What Does the Database Search?

It's important that you understand exactly what the databases are searching. 

Most databases do not actually search and contain the full text of all of the articles. Instead they contain/search metadata. 

Metadata is data about the data.  It summarizes (and organizes) basic information about the data.  Doing this makes finding particular instances of data easier.

Common metadata organizational fields that are searched with a keyword search:

  • Title
  • Author
  • Source: the title of the journal or book in which the article was published
  • Abstract: usually a paragraph long, summarizes the contents of the article.
  • Subject Headings/terms: words used to describe what the article is about

Choosing the right search field can be crucial. You'll get very different results searching "shakespeare" as an author vs. searching it as a subject or within the  title field.


Pros and Cons of Searching Full Text

Searching purely full-text databases (that is, databases that do not have metadata) successfully can be challenging.  This is because you are searching the full-text of everything contained within the database.  Full-text searches retrieve huge numbers of results, many of them irrelevant. 

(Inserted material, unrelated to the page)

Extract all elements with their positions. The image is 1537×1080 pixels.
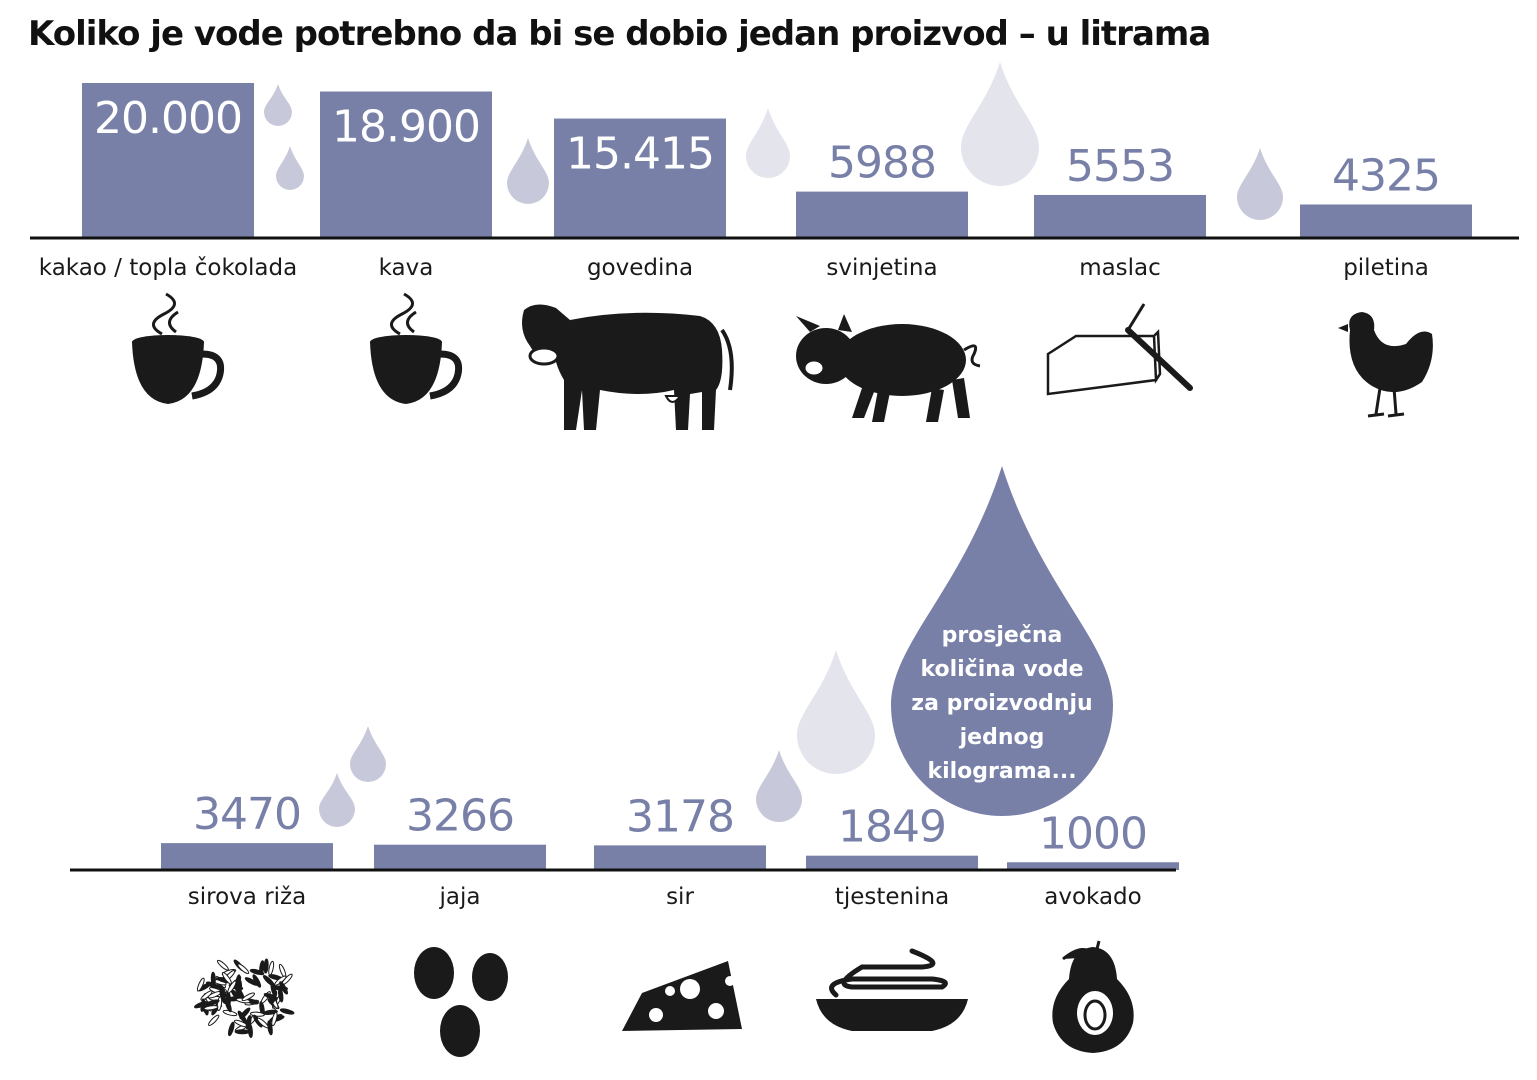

You can focus full-text searches by using a  "phrase search" (putting quotations marks around words that normally appear side by side) or by focusing your search within a particular field, i.e. title or abstract.

 

When to Use Full-Text Searching

  • Searching for obscure terms which may be mentioned in the text without appearing in the abstract or title.
  • Database content lacks abstracts or detailed subject headings.

 

When to Avoid Full-Text Searching

  • Searching for common words.
  • Searching for words or phrases that have different meaning depending on context.